During my float yesterday I realized that I’d gone back to my starting point. Back to the original plan of personal training part time while building up Healthy Gamer.
I think my 205 days spent hiking the Appalachian Trail really taught me that it’s okay to just be. I don’t need to be anything. I can just be. I don’t need television, magazines, or an Inc. 500 list to define success for me. I need to answer that question for myself. Who am I? What makes me happy? Why am I alive? What’s my purpose?
I really love this quote from Earl Nightingale in regards to success.
“A success is the school teacher who is teaching because that’s what he or she wants to do. A success is the entrepreneur who start his own company because that was his dream and that’s what he wanted to do. A success is the salesperson who wants to become the best salesperson in his or her company and sets forth on the pursuit of that goal.
A success is anyone who is realizing a worthy predetermined ideal, because that’s what he or she decided to do … deliberately. But only one out of 20 does that! The rest are ‘failures.'”
I was a failure because I had not deliberately decided my own life. I had let the influence of our culture dictate to me how I should live. What goals I should pursue. What I should value.

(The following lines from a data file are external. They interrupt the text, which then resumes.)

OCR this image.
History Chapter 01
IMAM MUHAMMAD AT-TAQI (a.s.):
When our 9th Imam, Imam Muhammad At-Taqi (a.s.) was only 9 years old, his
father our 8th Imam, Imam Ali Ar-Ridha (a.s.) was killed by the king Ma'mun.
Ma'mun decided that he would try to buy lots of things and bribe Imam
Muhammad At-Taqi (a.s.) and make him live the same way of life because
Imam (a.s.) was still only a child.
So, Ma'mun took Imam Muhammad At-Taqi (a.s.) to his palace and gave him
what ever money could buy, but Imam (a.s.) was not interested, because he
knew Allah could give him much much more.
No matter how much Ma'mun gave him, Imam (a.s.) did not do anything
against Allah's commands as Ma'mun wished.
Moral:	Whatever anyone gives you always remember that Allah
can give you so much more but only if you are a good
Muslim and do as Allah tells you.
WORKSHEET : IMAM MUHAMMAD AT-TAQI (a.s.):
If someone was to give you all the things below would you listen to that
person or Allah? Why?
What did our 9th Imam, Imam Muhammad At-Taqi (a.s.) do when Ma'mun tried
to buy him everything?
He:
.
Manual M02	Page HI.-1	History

This clarity and this freedom to be is what has allowed me to come back to the starting point. To come back to personal training and Healthy Gamer. I started Healthy Gamer because I love fitness and I love video games. And with Healthy Gamer I’m able to directly impact the lives of thousands of gamers all across the globe. Just this morning I got a comment from a viewer that said he’s lost 8kg in the last 3 months because of my workouts. That’s why I started training people. Because fitness truly can change lives. And I love being able to share my experience and help others find happiness, and confidence, and fulfillment.
Now that I’ve stopped comparing myself to another person’s idea of success I’m not “just” a personal trainer. I’m not “just” a YouTuber. I am me. I am doing what makes me happy. And the interesting distinction is that I think I will find more material success following this route then I ever could have previously.
Thanks for taking the time to read this. I think one of the most important steps we can take toward lasting happiness is to give ourselves permission to be who we are. Be you. You are whole, and perfect, and worthy of love and respect. Right now. This second.